A perfectly cast group of actors give their very best to this unnerving movie. Morgan Freeman shines as the older detective on his way out, but assigned this haunting last case. With deep knowledge and a world-weary look at things, Freeman make a compelling character both engaging and owlish. Just as good is Brad Pitt as the new detective, whose hot-headed approach clashes with Freeman’s calm but later moves along with it. Pitt plays the role in a way that allows Mills to be idealistic but also hampered at times by his go for action approach to the investigation. The work of the actors combined is a strength of Seven, particularly the chemistry of them as they come to a sense of understanding about the other. Gwyneth Paltrow is a lone female presence in the film, portraying the sweet but frustrated wife of Mills. Paltrow is very good with what she is given, projecting warmth and sadness in good measure. And last but not least is Kevin Spacey as the killer, who reveals himself in the latter stages of the story. It is a credit to his abilities that he is only in the film for around half an hour at most and still makes a startling impact.
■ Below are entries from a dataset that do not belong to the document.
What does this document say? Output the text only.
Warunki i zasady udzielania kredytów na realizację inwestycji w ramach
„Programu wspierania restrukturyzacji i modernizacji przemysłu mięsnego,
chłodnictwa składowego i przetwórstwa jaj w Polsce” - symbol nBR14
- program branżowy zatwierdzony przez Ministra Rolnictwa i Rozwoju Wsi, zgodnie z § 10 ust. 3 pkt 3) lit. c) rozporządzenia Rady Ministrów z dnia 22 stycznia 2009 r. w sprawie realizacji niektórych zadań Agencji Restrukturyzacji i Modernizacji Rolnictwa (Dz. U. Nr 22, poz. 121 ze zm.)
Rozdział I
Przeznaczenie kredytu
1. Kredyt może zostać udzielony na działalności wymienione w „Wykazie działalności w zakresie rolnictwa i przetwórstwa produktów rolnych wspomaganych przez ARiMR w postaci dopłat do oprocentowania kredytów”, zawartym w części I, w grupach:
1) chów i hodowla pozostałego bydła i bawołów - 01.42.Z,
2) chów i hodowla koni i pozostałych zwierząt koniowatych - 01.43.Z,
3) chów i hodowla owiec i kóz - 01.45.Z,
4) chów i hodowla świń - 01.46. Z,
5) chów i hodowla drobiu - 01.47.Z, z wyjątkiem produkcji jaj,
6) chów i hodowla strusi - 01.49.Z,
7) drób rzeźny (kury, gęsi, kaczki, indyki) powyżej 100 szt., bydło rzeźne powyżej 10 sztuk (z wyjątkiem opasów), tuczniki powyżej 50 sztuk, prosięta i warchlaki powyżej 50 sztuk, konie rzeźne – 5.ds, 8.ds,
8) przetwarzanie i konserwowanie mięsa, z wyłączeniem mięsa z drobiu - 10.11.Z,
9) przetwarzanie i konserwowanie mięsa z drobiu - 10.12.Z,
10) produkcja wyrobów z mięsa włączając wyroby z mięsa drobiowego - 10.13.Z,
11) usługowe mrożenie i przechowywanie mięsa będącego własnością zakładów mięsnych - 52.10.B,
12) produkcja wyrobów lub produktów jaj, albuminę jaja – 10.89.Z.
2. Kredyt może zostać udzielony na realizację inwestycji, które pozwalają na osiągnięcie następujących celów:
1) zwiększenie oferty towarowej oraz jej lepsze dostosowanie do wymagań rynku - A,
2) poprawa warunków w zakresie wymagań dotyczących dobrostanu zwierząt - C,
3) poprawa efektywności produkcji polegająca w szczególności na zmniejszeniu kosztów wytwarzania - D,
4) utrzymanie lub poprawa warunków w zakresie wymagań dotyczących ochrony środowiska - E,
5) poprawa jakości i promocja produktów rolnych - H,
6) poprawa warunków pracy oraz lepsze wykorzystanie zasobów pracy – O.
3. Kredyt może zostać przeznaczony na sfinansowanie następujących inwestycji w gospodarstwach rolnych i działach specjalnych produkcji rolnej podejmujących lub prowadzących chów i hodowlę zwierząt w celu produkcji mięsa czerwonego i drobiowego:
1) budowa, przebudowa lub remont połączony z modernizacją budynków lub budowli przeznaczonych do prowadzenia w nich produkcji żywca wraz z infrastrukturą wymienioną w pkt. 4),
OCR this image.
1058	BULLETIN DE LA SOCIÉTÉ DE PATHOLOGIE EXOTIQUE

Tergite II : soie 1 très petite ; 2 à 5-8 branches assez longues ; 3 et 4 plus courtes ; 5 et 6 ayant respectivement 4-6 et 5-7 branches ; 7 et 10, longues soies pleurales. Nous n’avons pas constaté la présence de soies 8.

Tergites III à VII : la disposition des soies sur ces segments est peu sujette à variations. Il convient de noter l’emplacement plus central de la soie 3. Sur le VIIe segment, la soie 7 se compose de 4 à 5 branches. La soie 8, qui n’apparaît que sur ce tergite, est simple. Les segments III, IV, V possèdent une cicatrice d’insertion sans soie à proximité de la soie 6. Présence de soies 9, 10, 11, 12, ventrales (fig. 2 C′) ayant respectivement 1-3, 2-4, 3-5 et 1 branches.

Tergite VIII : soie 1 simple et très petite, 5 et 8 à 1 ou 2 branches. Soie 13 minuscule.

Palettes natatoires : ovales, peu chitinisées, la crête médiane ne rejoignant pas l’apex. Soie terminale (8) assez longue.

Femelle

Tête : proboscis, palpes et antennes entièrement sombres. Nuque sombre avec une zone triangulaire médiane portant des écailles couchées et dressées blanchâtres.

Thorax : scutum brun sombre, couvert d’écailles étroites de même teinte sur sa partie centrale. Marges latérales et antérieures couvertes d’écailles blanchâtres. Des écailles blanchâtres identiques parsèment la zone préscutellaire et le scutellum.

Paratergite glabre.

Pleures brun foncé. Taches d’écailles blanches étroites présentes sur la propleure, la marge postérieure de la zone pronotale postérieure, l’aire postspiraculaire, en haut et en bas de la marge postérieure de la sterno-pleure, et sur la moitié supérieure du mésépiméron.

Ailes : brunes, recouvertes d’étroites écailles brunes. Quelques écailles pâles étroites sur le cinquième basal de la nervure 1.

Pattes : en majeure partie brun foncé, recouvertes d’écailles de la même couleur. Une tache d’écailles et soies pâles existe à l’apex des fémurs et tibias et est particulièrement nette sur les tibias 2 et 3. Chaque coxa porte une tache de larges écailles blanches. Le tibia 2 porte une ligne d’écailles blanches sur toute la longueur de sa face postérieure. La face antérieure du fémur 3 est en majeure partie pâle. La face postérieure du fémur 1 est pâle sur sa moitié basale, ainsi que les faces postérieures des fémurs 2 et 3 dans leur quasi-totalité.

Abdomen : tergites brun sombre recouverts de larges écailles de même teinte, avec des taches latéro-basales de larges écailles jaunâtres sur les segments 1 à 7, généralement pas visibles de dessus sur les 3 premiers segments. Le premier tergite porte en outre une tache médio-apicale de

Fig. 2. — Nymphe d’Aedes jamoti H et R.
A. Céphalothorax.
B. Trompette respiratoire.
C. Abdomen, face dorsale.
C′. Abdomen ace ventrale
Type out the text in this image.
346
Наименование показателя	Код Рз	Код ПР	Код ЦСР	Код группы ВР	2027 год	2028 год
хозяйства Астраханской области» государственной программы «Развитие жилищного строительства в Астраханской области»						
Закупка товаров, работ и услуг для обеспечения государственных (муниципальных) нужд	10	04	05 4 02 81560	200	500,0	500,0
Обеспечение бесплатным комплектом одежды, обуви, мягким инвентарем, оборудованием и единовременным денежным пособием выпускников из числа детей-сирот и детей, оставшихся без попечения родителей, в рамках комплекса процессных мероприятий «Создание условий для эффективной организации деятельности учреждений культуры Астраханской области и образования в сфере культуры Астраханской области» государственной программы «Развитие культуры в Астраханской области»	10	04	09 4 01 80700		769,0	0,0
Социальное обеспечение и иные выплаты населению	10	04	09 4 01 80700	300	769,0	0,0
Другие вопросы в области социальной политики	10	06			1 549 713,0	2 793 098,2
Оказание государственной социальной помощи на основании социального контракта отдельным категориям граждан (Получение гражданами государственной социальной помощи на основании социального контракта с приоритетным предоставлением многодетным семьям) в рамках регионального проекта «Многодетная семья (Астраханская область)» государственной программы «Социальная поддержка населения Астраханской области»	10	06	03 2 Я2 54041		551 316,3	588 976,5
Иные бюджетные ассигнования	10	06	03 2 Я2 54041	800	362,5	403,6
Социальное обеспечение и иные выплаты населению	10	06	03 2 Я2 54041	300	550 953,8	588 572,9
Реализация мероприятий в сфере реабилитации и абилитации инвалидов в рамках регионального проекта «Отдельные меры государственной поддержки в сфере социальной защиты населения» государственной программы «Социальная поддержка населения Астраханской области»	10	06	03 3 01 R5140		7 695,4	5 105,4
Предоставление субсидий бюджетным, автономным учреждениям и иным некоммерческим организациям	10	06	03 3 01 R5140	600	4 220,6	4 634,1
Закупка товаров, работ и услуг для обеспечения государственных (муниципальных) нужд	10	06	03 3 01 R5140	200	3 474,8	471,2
He plays John Doe as a twisted man of significant intellect whose warped view of the world is a driving force in his bloodletting. Spacey unnerves you here, finding the right notes of reptile menace and creepy logic to keep you glued to the screen when he’s around.
An absorbing and disturbing film, Seven succeeds on almost every level in unnerving the audience and providing some very memorable jolts of terror that never leave you.